My view of Russia as essentially a conservative and slowly changing society is confirmed in a new book, BETWEEN DICTATORSHIP AND DEMOCRACY: Russian Post-Communist Political Reform, which addresses the question of where Russia is headed: toward democracy and openness or reverting back to its autocratic traditions.
Russia has made a lot of progress toward democracy since the Soviet era, but far less than what was projected in the optimism of the early 1990s. The authors suggest Russia, under Vladimir Putin, is moving back in an autocratic direction, according to a review by Richard Pipes, in today's New York Times.
Civil society remains under-developed; non-governmental organizations are weak; Russian political parties are weak. Members of the media have evolved since the early 1990s from "spokespeople for democratic change under perestroika to tools in internal power struggles among the political and business elite in the latter part of the 1990's. Currently the media have for the most part reverted to one of the roles they played under the Soviet Communist regime: the government's propaganda apparatus."
Legal institutions value order over freedom, hierarchy over democracy. Russians "have a high degree of tolerance for blatantly undemocratic phenomena, such as administrative lawlessness" and "unpunished violations of human rights," assert the chapter authors, Vladimir Petukhov and Andrei Ryabov.
The initial appeal of a Western-style governmental system was the economic prosperity it would bring to Russia. "When democracy promptly failed to bring prosperity, disenchantment set in, and today no more than 10 percent of the people continue to favor democracy," Pipes writes.
The authors might be more optimistic about Russia's future if they focused more on the de-concentration of wealth in the hands of the state and into the hands of the people of Russia, Pipes suggests.
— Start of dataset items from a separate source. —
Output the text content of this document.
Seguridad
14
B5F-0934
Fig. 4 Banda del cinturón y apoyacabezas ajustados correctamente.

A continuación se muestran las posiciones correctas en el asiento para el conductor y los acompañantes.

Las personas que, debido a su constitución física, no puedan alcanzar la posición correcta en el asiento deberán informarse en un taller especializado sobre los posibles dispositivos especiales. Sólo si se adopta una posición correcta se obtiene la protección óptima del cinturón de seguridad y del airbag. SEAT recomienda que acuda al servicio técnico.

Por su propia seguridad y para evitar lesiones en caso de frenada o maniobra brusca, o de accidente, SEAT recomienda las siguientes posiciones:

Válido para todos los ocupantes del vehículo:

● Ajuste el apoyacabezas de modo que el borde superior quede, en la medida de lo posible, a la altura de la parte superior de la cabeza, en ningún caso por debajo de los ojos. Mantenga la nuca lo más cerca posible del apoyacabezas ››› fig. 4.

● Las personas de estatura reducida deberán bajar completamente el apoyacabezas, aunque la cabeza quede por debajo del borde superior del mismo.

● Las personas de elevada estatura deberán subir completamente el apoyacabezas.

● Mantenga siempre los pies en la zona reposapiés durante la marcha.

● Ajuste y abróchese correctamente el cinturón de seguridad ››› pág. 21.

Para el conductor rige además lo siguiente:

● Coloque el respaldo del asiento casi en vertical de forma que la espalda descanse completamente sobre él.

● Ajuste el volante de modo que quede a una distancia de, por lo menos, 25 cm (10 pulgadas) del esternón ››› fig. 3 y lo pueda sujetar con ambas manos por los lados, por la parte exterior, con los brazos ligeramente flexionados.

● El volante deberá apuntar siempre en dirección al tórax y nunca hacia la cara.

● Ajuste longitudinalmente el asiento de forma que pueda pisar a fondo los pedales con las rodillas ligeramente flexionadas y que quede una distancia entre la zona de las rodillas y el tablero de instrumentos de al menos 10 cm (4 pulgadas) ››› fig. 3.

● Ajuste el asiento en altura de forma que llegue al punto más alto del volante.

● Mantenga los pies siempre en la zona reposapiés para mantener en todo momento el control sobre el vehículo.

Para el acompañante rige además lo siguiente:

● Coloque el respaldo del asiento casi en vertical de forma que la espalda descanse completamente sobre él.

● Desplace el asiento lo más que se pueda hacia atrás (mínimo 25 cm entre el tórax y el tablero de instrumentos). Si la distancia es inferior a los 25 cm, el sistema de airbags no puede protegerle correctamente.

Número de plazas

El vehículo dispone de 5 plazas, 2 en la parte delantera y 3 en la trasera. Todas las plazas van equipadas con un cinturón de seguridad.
Is that truly occurring? Or is the wealth of Russia transferring primarily to a relatively few capitalists or "entrepreneurs"?
The Russian perspective on democracy and capitalism can be explained by Russian history, Pipes says. "If Russians mistrust democracy and the independent press, or if they set higher value on order than on freedom, the reason lies in experiences dating back to czarist days," Pipes observes. "Bewildered by a world in which they have been unable so far to find a secure place for themselves and perplexed by the uncertainties of freedom, Russians are instinctively withdrawing into the familiar universe of autocratic rule. Since experience has taught them they can have no influence on affairs of government no matter what the regime, they are willing to let their rulers do as they please so long as they allow them to pursue their private interests. They are profoundly apolitical because they can see little that government can do for them or they for the government."
Pipes quotes a specialist on Russian law, Stephen Holmes: "Those at the top neither exploit nor oppress those at the bottom. They don't even govern them; they simply ignore them." And that's the way the Russian people like it -- to be left alone. Because through bitter experience, they have learned that not to be left alone by government may actually be much worse.
Ironically, Russians in ways have a far more skeptical view of government than Americans, who join advocacy and lobbying groups and associations in droves, to get a larger piece of the economic pie from a far more responsive and less bureaucratic American goverment.